Dan Ndoye se escapó y puso el 1-1 ante Argentina. pic.twitter.com/9XgbzWKeN5
— DSPORTS (@DSports) July 12, 2026
Minuto 72 — La expulsión polémica de Embolo: Breel Embolo recibió la segunda amarilla por simulación tras que el VAR revisara una falta que el árbitro había señalado inicialmente sobre él. Las repeticiones mostraron que Embolo había comenzado a caer al suelo sin recibir contacto, y el árbitro revocó su propia decisión. La expulsión cambió completamente el partido y puso a Suiza en un escenario imposible.
Minutos 93 y 95 — La muralla de Kobel: Al minuto 93, Kobel le atajó a Argentina y al 95 Argentina mandó el balón por un lado de la portería suiza. A pesar de jugar con diez, Suiza siguió resistiendo con una organización defensiva que era admirable — y desesperante para la Albiceleste.
Minuto 112 — El misil de Julián Álvarez: Álvarez recibió el balón y desde afuera del área pegó un disparo que se coló por el ángulo, venció a Kobel y generó la fiesta argentina en Kansas City. Fue el gol más espectacular de la noche y uno de los mejores del torneo: colocado, potente e imposible de detener.
¡GOLAZO INCREÍBLE DE JULIÁN!
Con un tiro al ángulo, la Araña puso el 2-1 contra Suiza en el tiempo extra y sueña con las semifinales. pic.twitter.com/m0TI3mRLoO
— DSPORTS (@DSports) July 12, 2026
Minuto 120+1 — Lautaro cierra la cuenta: Lautaro Martínez hizo el tercero para Argentina al contraataque para dejar el 3-1 final. Yakin pedía más ataque pese a la inferioridad numérica — y esa decisión le costó el gol de la sentencia.
¡GOL ARGENTINO Y A SEMIFINALES!
Luego de una gran contra, Lautaro Martínez puso el 3-1 contra Suiza. pic.twitter.com/fum04cj18M
— DSPORTS (@DSports) July 12, 2026
Este fue un partido que Suiza mereció perder menos de lo que Argentina mereció ganar — y esa frase, paradójica en su construcción, resume perfectamente lo que ocurrió en Kansas City. Argentina hizo lo que tenía que hacer. Y Suiza también. El problema fue que la expulsión de Embolo, por polémica que haya sido su ejecución, determinó el partido de una manera que ningún análisis táctico puede ignorar.
La crítica a Argentina pasa por reconocer, una vez más, que este equipo depende demasiado de los momentos individuales de Messi y de la aparición tardía de jugadores del banco para resolver partidos que deberían haberse cerrado antes. El marcador favoreció a la Albiceleste, pero Suiza fue de tú a tú con los campeones y tuvo razones para sentirse perjudicada por las decisiones arbitrales.
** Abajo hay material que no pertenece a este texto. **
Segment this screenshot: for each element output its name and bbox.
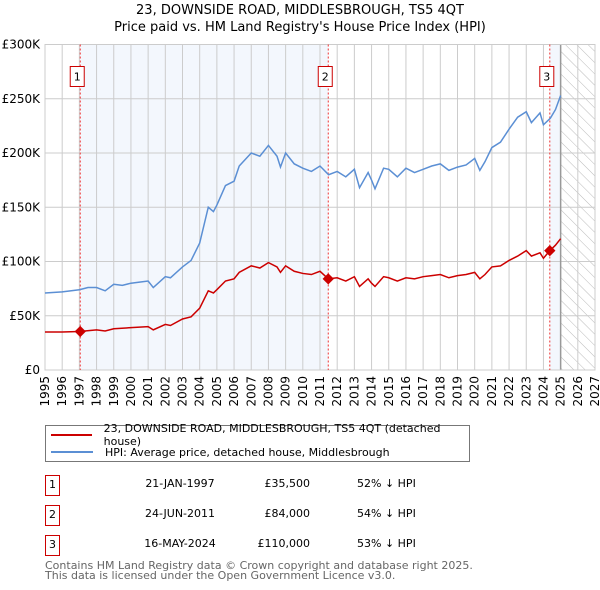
x-tick-label: 2012: [330, 376, 344, 407]
plot-frame: [44, 44, 596, 371]
price-chart: 1995 1996 1997 1998 1999 2000 2001 2002 2003 2004…: [2, 38, 600, 407]
x-tick-label: 2007: [244, 376, 258, 407]
sale-point: [544, 244, 556, 257]
x-tick-label: 2018: [433, 376, 447, 407]
sale-marker-badge: 2: [45, 505, 60, 526]
sale-hpi-diff: 52% ↓ HPI: [357, 477, 416, 490]
x-tick-label: 1997: [72, 376, 86, 407]
y-tick-label: £150K: [2, 200, 42, 214]
legend-label: HPI: Average price, detached house, Midd…: [105, 445, 390, 459]
sale-row: 2 24-JUN-2011 £84,000 54% ↓ HPI: [45, 505, 465, 526]
sale-label-box: [317, 66, 333, 87]
x-tick-label: 2022: [502, 376, 516, 407]
x-tick-label: 2019: [451, 376, 465, 407]
sale-label-box: [69, 66, 85, 87]
sale-price: £35,500: [264, 477, 311, 490]
x-tick-label: 2002: [158, 376, 172, 407]
x-tick-label: 1995: [38, 376, 52, 407]
y-tick-label: £100K: [2, 255, 42, 269]
sale-label: 2: [322, 71, 329, 84]
sale-point: [322, 273, 334, 285]
y-tick-label: £300K: [2, 38, 42, 52]
y-tick-label: £0: [25, 363, 40, 377]
legend-item-hpi: HPI: Average price, detached house, Midd…: [46, 444, 390, 460]
x-tick-label: 2003: [176, 376, 190, 407]
x-tick-label: 2006: [227, 376, 241, 407]
red-line-swatch: [51, 434, 92, 436]
x-tick-label: 2026: [571, 376, 585, 407]
chart-title: 23, DOWNSIDE ROAD, MIDDLESBROUGH, TS5 4Q…: [136, 3, 464, 18]
legend: 23, DOWNSIDE ROAD, MIDDLESBROUGH, TS5 4Q…: [45, 422, 470, 462]
x-tick-label: 2017: [416, 376, 430, 407]
sale-date: 24-JUN-2011: [144, 507, 216, 520]
sale-date: 21-JAN-1997: [145, 477, 215, 490]
sale-hpi-diff: 54% ↓ HPI: [357, 507, 416, 520]
sale-price: £84,000: [264, 507, 311, 520]
footer-line: This data is licensed under the Open Gov…: [45, 569, 396, 582]
footer: Contains HM Land Registry data © Crown c…: [45, 559, 473, 582]
x-tick-label: 2010: [296, 376, 310, 407]
x-tick-label: 1998: [90, 376, 104, 407]
x-tick-label: 2025: [554, 376, 568, 407]
sale-marker-badge: 1: [45, 475, 60, 496]
x-tick-label: 2013: [347, 376, 361, 407]
sale-price: £110,000: [257, 537, 311, 550]
chart-subtitle: Price paid vs. HM Land Registry's House …: [114, 20, 486, 35]
sale-label: 1: [74, 71, 81, 84]
x-tick-label: 2005: [210, 376, 224, 407]
x-tick-label: 2008: [261, 376, 275, 407]
sale-row: 3 16-MAY-2024 £110,000 53% ↓ HPI: [45, 535, 465, 556]
series-line: [45, 238, 562, 333]
x-tick-label: 2023: [519, 376, 533, 407]
sale-marker-badge: 3: [45, 535, 60, 556]
y-tick-label: £50K: [9, 309, 41, 323]
sale-label: 3: [543, 71, 550, 84]
x-tick-label: 2024: [536, 376, 550, 407]
series-line: [44, 95, 562, 294]
footer-line: Contains HM Land Registry data © Crown c…: [45, 559, 473, 572]
x-tick-label: 1999: [107, 376, 121, 407]
blue-line-swatch: [51, 451, 93, 453]
x-tick-label: 1996: [55, 376, 69, 407]
x-tick-label: 2001: [141, 376, 155, 407]
y-tick-label: £250K: [2, 92, 42, 106]
legend-label: 23, DOWNSIDE ROAD, MIDDLESBROUGH, TS5 4Q…: [103, 422, 441, 448]
x-tick-label: 2011: [313, 376, 327, 407]
sale-label-box: [539, 66, 555, 87]
x-tick-label: 2021: [485, 376, 499, 407]
sale-hpi-diff: 53% ↓ HPI: [357, 537, 416, 550]
x-tick-label: 2015: [382, 376, 396, 407]
x-tick-label: 2020: [468, 376, 482, 407]
x-tick-label: 2004: [193, 376, 207, 407]
sale-date: 16-MAY-2024: [144, 537, 216, 550]
sale-row: 1 21-JAN-1997 £35,500 52% ↓ HPI: [45, 475, 465, 496]
y-tick-label: £200K: [2, 146, 42, 160]
x-tick-label: 2027: [588, 376, 600, 407]
x-tick-label: 2000: [124, 376, 138, 407]
x-tick-label: 2014: [365, 376, 379, 407]
legend-item-property: 23, DOWNSIDE ROAD, MIDDLESBROUGH, TS5 4Q…: [46, 422, 469, 448]
x-tick-label: 2009: [279, 376, 293, 407]
x-tick-label: 2016: [399, 376, 413, 407]
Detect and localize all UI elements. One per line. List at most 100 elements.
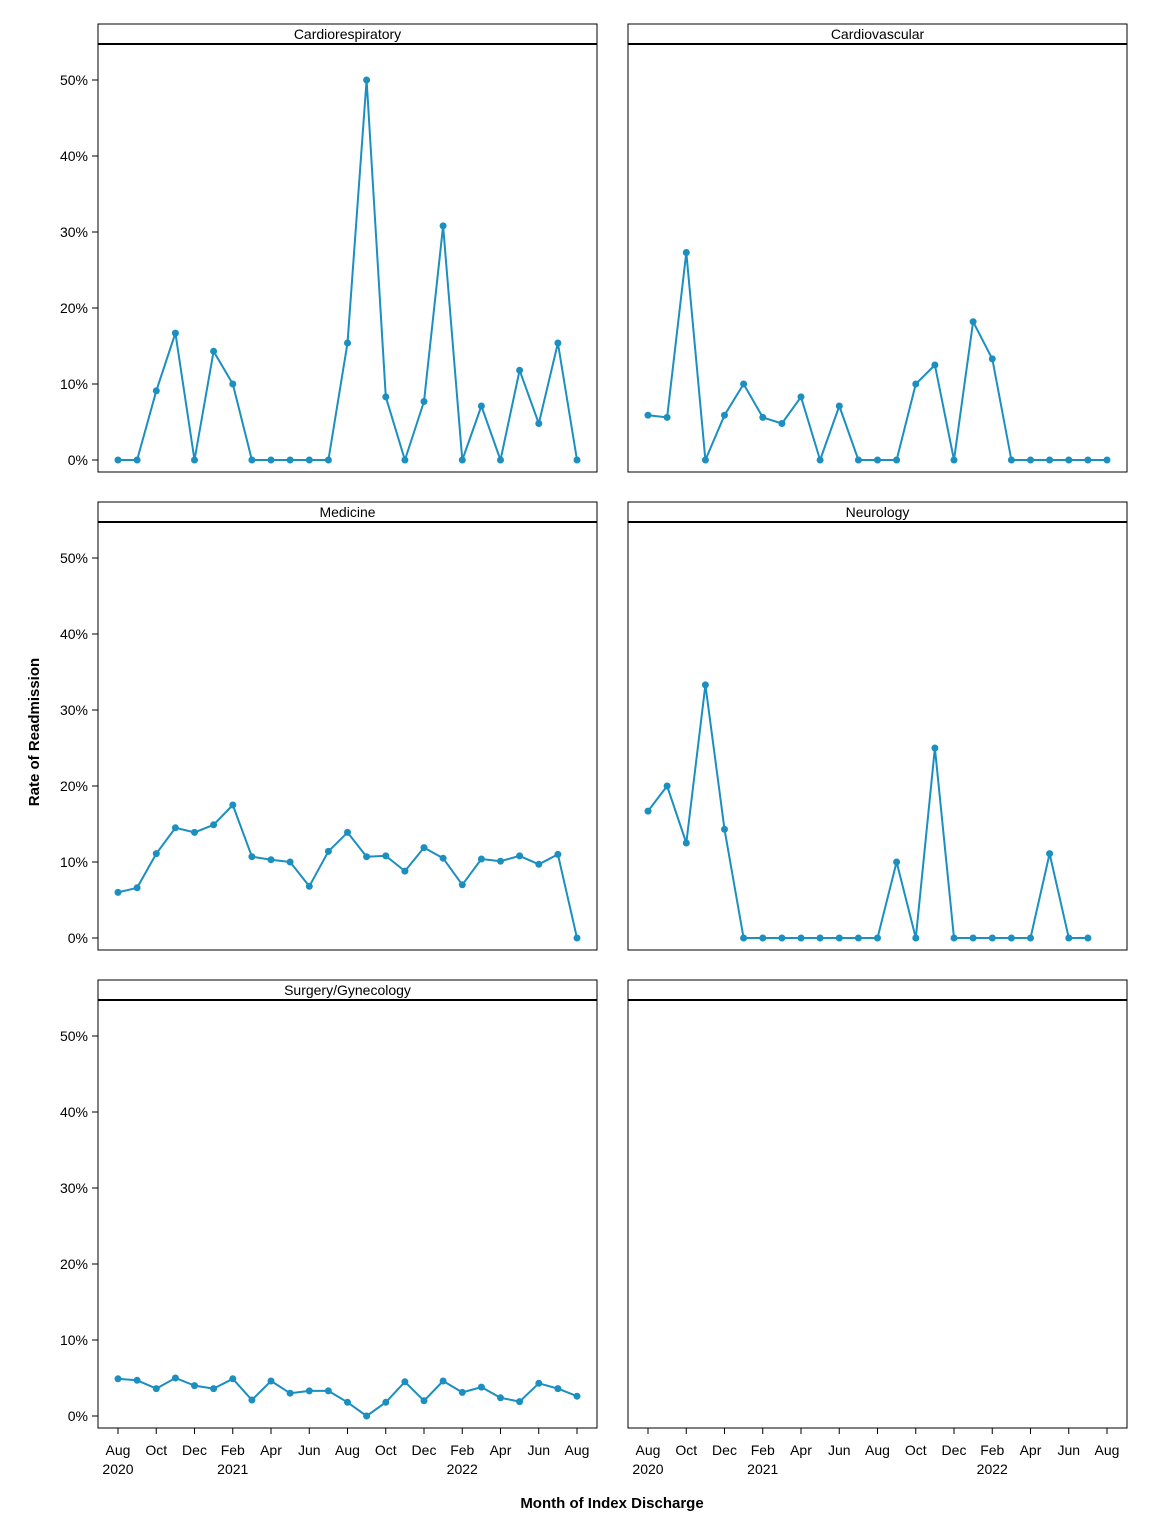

La crítica a Suiza, en cambio, tiene un solo nombre: Johan Manzambi. Manzambi se perdió su segundo partido consecutivo por una lesión de rodilla. Sin su mejor atacante disponible, la Nati careció del recurso ofensivo que habría podido romper el empate antes de que la expulsión de Embolo lo complicara todo.